O exército devia estar nessas fábricas agora, a emitir ordens para todos os executivos que não estão na fábrica, a transportar metal, a telefonar para os trabalhadores e implorar que eles vão trabalhar imediatamente. Os sindicatos deviam estar a invadir as fábricas. Os funcionários hospitalares e as famílias dos pacientes deviam estar aos berros nas redes sociais.
Cuidados intensivos
Um certo número de mortes já está a ocorrer porque os governos não fizeram nada sobre os ventiladores e mentiram-nos. Mas uma pressão pública massiva pode dar um empurrão inicial no processo. Se não houver ventiladores suficientes para Nova York ou Londres, eles podem ser suficientes para Swansea ou Detroit.
Se eles não fazem o suficiente para esses lugares, ainda há tempo para forçá-los a fazer o suficiente para os países pobres, quase sem ventilação, onde a epidemia está apenas no início.
O poder do povo forçou governos e estados em todo o mundo a travar. O poder do povo também pode forçar os governos a produzir ventiladores. Mas estamos numa corrida contra o tempo.
Primeiro, quando os ventiladores acabam, não são apenas as pessoas com Covid-19 que morrem. A revista Economist tem verificado as taxas de mortalidade no último mês em cidades no centro da epidemia na Itália, Espanha e França. Em cada um dos casos, eles descobriram que a taxa de mortalidade aumentou em relação ao normal e o aumento foi mais do dobro do número de mortos por Covid-19.

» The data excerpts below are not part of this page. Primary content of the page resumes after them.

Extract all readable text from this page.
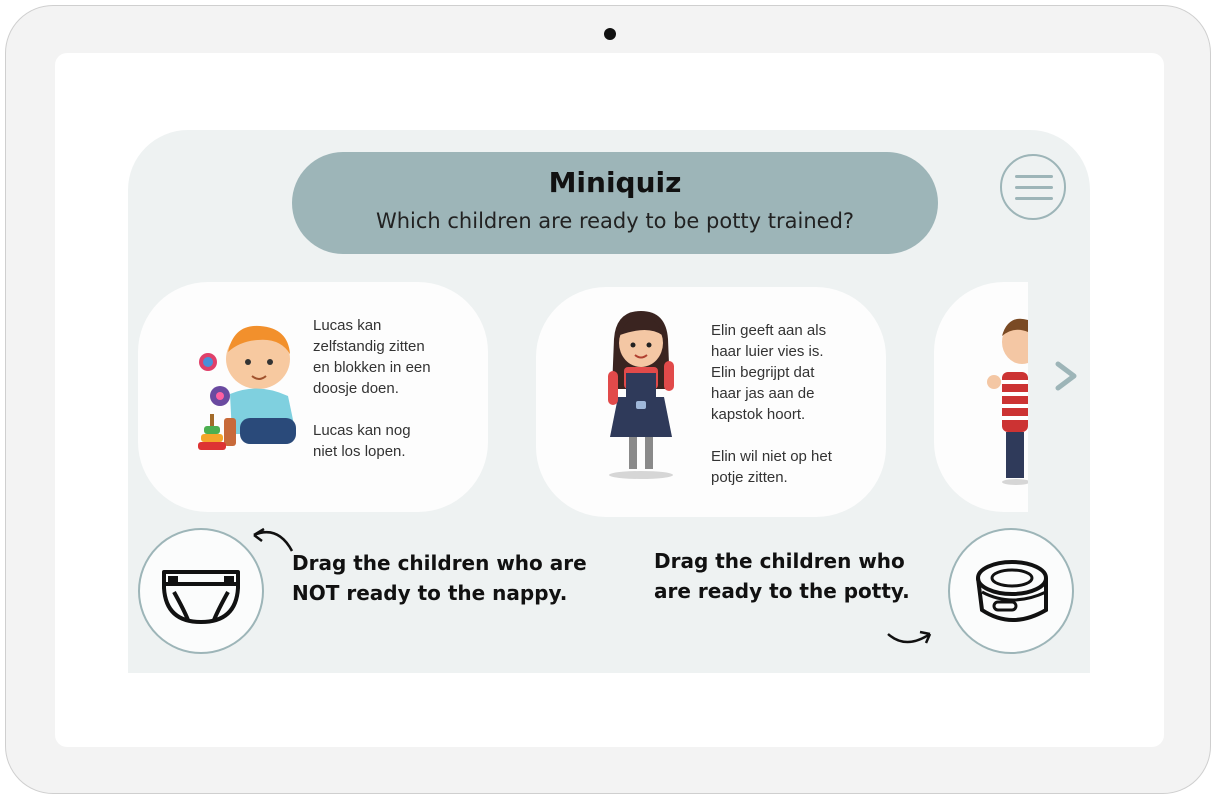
Miniquiz
Which children are ready to be potty trained?
Lucas kan
zelfstandig zitten
en blokken in een
doosje doen.

Lucas kan nog
niet los lopen.
Elin geeft aan als
haar luier vies is.
Elin begrijpt dat
haar jas aan de
kapstok hoort.

Elin wil niet op het
potje zitten.
Drag the children who are
NOT ready to the nappy.
Drag the children who
are ready to the potty.
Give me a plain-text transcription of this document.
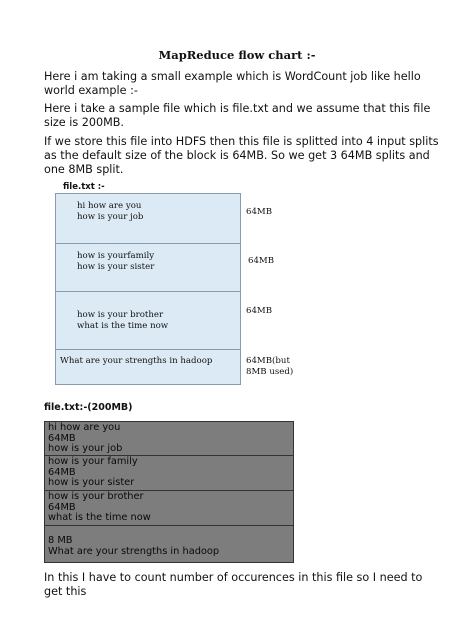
MapReduce flow chart :-

Here i am taking a small example which is WordCount job like hello world example :-

Here i take a sample file which is file.txt and we assume that this file size is 200MB.

If we store this file into HDFS then this file is splitted into 4 input splits as the default size of the block is 64MB. So we get 3 64MB splits and one 8MB split.

file.txt :-
hi how are you
how is your job
how is yourfamily
how is your sister
how is your brother
what is the time now
What are your strengths in hadoop
64MB
64MB
64MB
64MB(but
8MB used)
file.txt:-(200MB)
hi how are you
64MB
how is your job
how is your family
64MB
how is your sister
how is your brother
64MB
what is the time now
8 MB
What are your strengths in hadoop

In this I have to count number of occurences in this file so I need to get this
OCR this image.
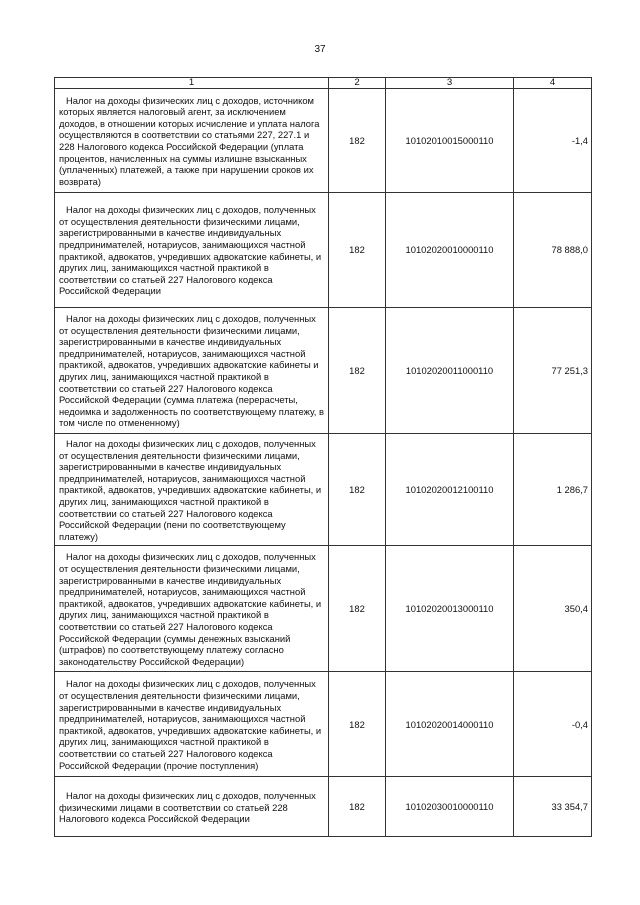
37
1	2	3	4

Налог на доходы физических лиц с доходов, источником которых является налоговый агент, за исключением доходов, в отношении которых исчисление и уплата налога осуществляются в соответствии со статьями 227, 227.1 и 228 Налогового кодекса Российской Федерации (уплата процентов, начисленных на суммы излишне взысканных (уплаченных) платежей, а также при нарушении сроков их возврата)	182	10102010015000110	-1,4

Налог на доходы физических лиц с доходов, полученных от осуществления деятельности физическими лицами, зарегистрированными в качестве индивидуальных предпринимателей, нотариусов, занимающихся частной практикой, адвокатов, учредивших адвокатские кабинеты, и других лиц, занимающихся частной практикой в соответствии со статьей 227 Налогового кодекса Российской Федерации	182	10102020010000110	78 888,0

Налог на доходы физических лиц с доходов, полученных от осуществления деятельности физическими лицами, зарегистрированными в качестве индивидуальных предпринимателей, нотариусов, занимающихся частной практикой, адвокатов, учредивших адвокатские кабинеты и других лиц, занимающихся частной практикой в соответствии со статьей 227 Налогового кодекса Российской Федерации (сумма платежа (перерасчеты, недоимка и задолженность по соответствующему платежу, в том числе по отмененному)	182	10102020011000110	77 251,3

Налог на доходы физических лиц с доходов, полученных от осуществления деятельности физическими лицами, зарегистрированными в качестве индивидуальных предпринимателей, нотариусов, занимающихся частной практикой, адвокатов, учредивших адвокатские кабинеты, и других лиц, занимающихся частной практикой в соответствии со статьей 227 Налогового кодекса Российской Федерации (пени по соответствующему платежу)	182	10102020012100110	1 286,7

Налог на доходы физических лиц с доходов, полученных от осуществления деятельности физическими лицами, зарегистрированными в качестве индивидуальных предпринимателей, нотариусов, занимающихся частной практикой, адвокатов, учредивших адвокатские кабинеты, и других лиц, занимающихся частной практикой в соответствии со статьей 227 Налогового кодекса Российской Федерации (суммы денежных взысканий (штрафов) по соответствующему платежу согласно законодательству Российской Федерации)	182	10102020013000110	350,4

Налог на доходы физических лиц с доходов, полученных от осуществления деятельности физическими лицами, зарегистрированными в качестве индивидуальных предпринимателей, нотариусов, занимающихся частной практикой, адвокатов, учредивших адвокатские кабинеты, и других лиц, занимающихся частной практикой в соответствии со статьей 227 Налогового кодекса Российской Федерации (прочие поступления)	182	10102020014000110	-0,4

Налог на доходы физических лиц с доходов, полученных физическими лицами в соответствии со статьей 228 Налогового кодекса Российской Федерации	182	10102030010000110	33 354,7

Ou seja, outros pacientes, com outras doenças, que não tiveram acesso a realizar operações, a quimioterapia, a ambulâncias, a camas hospitalares ou camas de cuidados intensivos, também morreram na pandemia.
Acerto de contas
Existem governos que dirão que essas mortes aconteceriam de qualquer maneira. Mas isso é outra mentira.
Segundo, algumas pessoas dizem que o confinamento não faz sentido porque quando os governos terminarem o confinamento, as pessoas ficam doentes de qualquer modo. Mas o objectivo de um confinamento é impedir que os vulneráveis fiquem doentes até que haja ventiladores e funcionários suficientes para tratá-los.
Terceiro, se tu és vulnerável, como eu, como as pessoas que amo, as informações neste artigo podem ser aterrorizantes. Eu sei disso. Mas estas informações são cruciais se tu e aqueles que amas devem permanecer seguros.
Quarto, como tudo sobre esta epidemia, como tudo sobre este sistema global tóxico, o sofrimento nos países pobres será infinitamente pior.
Finalmente, quando isto acabar, haverá um acerto de contas com as pessoas que nos mentiram. E quando isto acabar, não voltaremos à “normalidade”. O nosso objectivo deve ser criar um mundo onde os seres humanos possam cuidar uns dos outros adequadamente. Um mundo em que financiamos os nossos hospitais antes de resgatar os nossos bancos.
Artigo de Jonathan Neale, publicado originalmente no TheEcologist.org a 3 de Abril de 2020.